当前位置：首页>python>Python 多线程 vs 多进程,一次说清楚(附完整代码)

Python 多线程 vs 多进程,一次说清楚(附完整代码)

2026-06-30 06:59:14

Python 多线程 vs 多进程，一次说清楚（附完整代码）

写了三年 Python，有没有人和我一样——每次遇到"慢"的问题，第一反应是加个 threading，跑完发现……还是这么慢。

然后搜一圈，满屏都是"GIL 锁"、"IO 密集型"、"CPU 密集型"这些词，看完更懵了。

今天就一次说清楚：什么时候用多线程，什么时候用多进程，怎么用才不翻车。

先说结论，省你时间

场景	推荐方案	原因
爬虫、请求接口、读写文件	多线程 `threading`	IO 期间线程可切换，GIL 不是瓶颈
数据计算、图像处理、压缩	多进程 `multiprocessing`	绕过 GIL，真正并行
要简单、懒得管线程	`concurrent.futures`	统一接口，几行搞定
异步 IO 高并发	`asyncio`（另说）	协程，不是今天的主题

记住这张表，90% 的场景你都能做出正确选择。

为什么多线程有时候没用？聊聊 GIL

Python（CPython 实现）有个机制叫 全局解释器锁（GIL），简单说就是：同一时刻，只有一个线程能执行 Python 字节码。

所以你开了 8 个线程做 CPU 计算，其实还是一个核在跑，轮流用，反而比单线程慢（切换有开销）。

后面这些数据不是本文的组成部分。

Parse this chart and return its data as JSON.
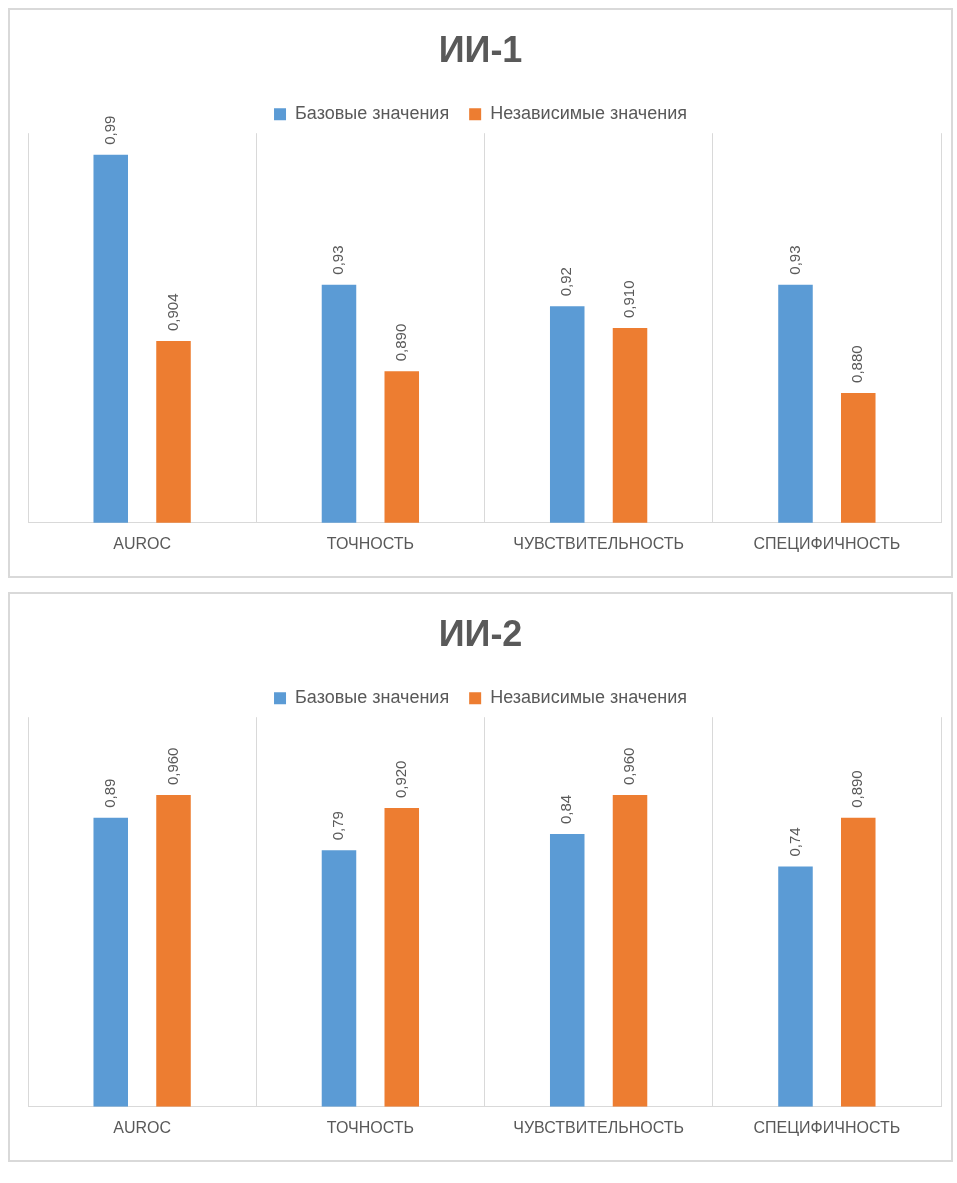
{
  "chart_data": [
    {
      "type": "bar",
      "title": "ИИ-1",
      "categories": [
        "AUROC",
        "ТОЧНОСТЬ",
        "ЧУВСТВИТЕЛЬНОСТЬ",
        "СПЕЦИФИЧНОСТЬ"
      ],
      "series": [
        {
          "name": "Базовые значения",
          "color": "#5b9bd5",
          "values": [
            0.99,
            0.93,
            0.92,
            0.93
          ],
          "value_labels": [
            "0,99",
            "0,93",
            "0,92",
            "0,93"
          ]
        },
        {
          "name": "Независимые значения",
          "color": "#ed7d31",
          "values": [
            0.904,
            0.89,
            0.91,
            0.88
          ],
          "value_labels": [
            "0,904",
            "0,890",
            "0,910",
            "0,880"
          ]
        }
      ],
      "ylim": [
        0.82,
        1.0
      ],
      "tick_labels": "x",
      "grid": "x",
      "legend": "top"
    },
    {
      "type": "bar",
      "title": "ИИ-2",
      "categories": [
        "AUROC",
        "ТОЧНОСТЬ",
        "ЧУВСТВИТЕЛЬНОСТЬ",
        "СПЕЦИФИЧНОСТЬ"
      ],
      "series": [
        {
          "name": "Базовые значения",
          "color": "#5b9bd5",
          "values": [
            0.89,
            0.79,
            0.84,
            0.74
          ],
          "value_labels": [
            "0,89",
            "0,79",
            "0,84",
            "0,74"
          ]
        },
        {
          "name": "Независимые значения",
          "color": "#ed7d31",
          "values": [
            0.96,
            0.92,
            0.96,
            0.89
          ],
          "value_labels": [
            "0,960",
            "0,920",
            "0,960",
            "0,890"
          ]
        }
      ],
      "ylim": [
        0,
        1.2
      ],
      "tick_labels": "x",
      "grid": "x",
      "legend": "top"
    }
  ]
}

但 IO 操作（网络请求、读文件）不占 Python 字节码时间，线程等 IO 的时候会释放 GIL，让其他线程跑——所以 IO 密集型任务，多线程是有效的。

多线程实战：批量下载文件

用 threading 手动管线程，适合理解原理：

python

import threading
import time
import urllib.request

urls = [
    "https://httpbin.org/delay/1",
    "https://httpbin.org/delay/1",
    "https://httpbin.org/delay/1",
    "https://httpbin.org/delay/1",
]

def download(url, idx):
    print(f"[线程{idx}] 开始下载 {url}")
    try:
        urllib.request.urlopen(url, timeout=10)
        print(f"[线程{idx}] 下载完成")
    except Exception as e:
        print(f"[线程{idx}] 失败: {e}")

# 单线程串行
start = time.time()
for i, url in enumerate(urls):
    download(url, i)
print(f"串行耗时: {time.time() - start:.2f}s")

# 多线程并行
start = time.time()
threads = []
for i, url in enumerate(urls):
    t = threading.Thread(target=download, args=(url, i))
    threads.append(t)
    t.start()

for t in threads:
    t.join()
print(f"多线程耗时: {time.time() - start:.2f}s")

效果对比：

串行：约 4 秒（一个一个等）
多线程：约 1 秒（同时发请求）

更优雅的写法：ThreadPoolExecutor

手动管 Thread 太费劲，用线程池，5 行搞定：

python

from concurrent.futures import ThreadPoolExecutor, as_completed
import urllib.request

urls = [f"https://httpbin.org/delay/1" for _ in range(8)]

def fetch(url):
    urllib.request.urlopen(url, timeout=10)
    return f"完成: {url}"

with ThreadPoolExecutor(max_workers=4) as executor:
    futures = {executor.submit(fetch, url): url for url in urls}
    for future in as_completed(futures):
        try:
            print(future.result())
        except Exception as e:
            print(f"失败: {e}")

max_workers=4

限制最大并发数，防止同时发 100 个请求把对方服务器搞挂（也防止自己被封 IP）。

多进程实战：批量数据处理

CPU 密集型任务，换 ProcessPoolExecutor：

python

from concurrent.futures import ProcessPoolExecutor
import time

def heavy_compute(n):
    """模拟 CPU 密集计算：计算 n 的阶乘"""
    result = 1
    for i in range(1, n + 1):
        result *= i
    return len(str(result))  # 返回结果位数

numbers = [50000, 60000, 70000, 80000, 90000, 100000]

# 单进程
start = time.time()
results = [heavy_compute(n) for n in numbers]
print(f"单进程耗时: {time.time() - start:.2f}s, 结果: {results}")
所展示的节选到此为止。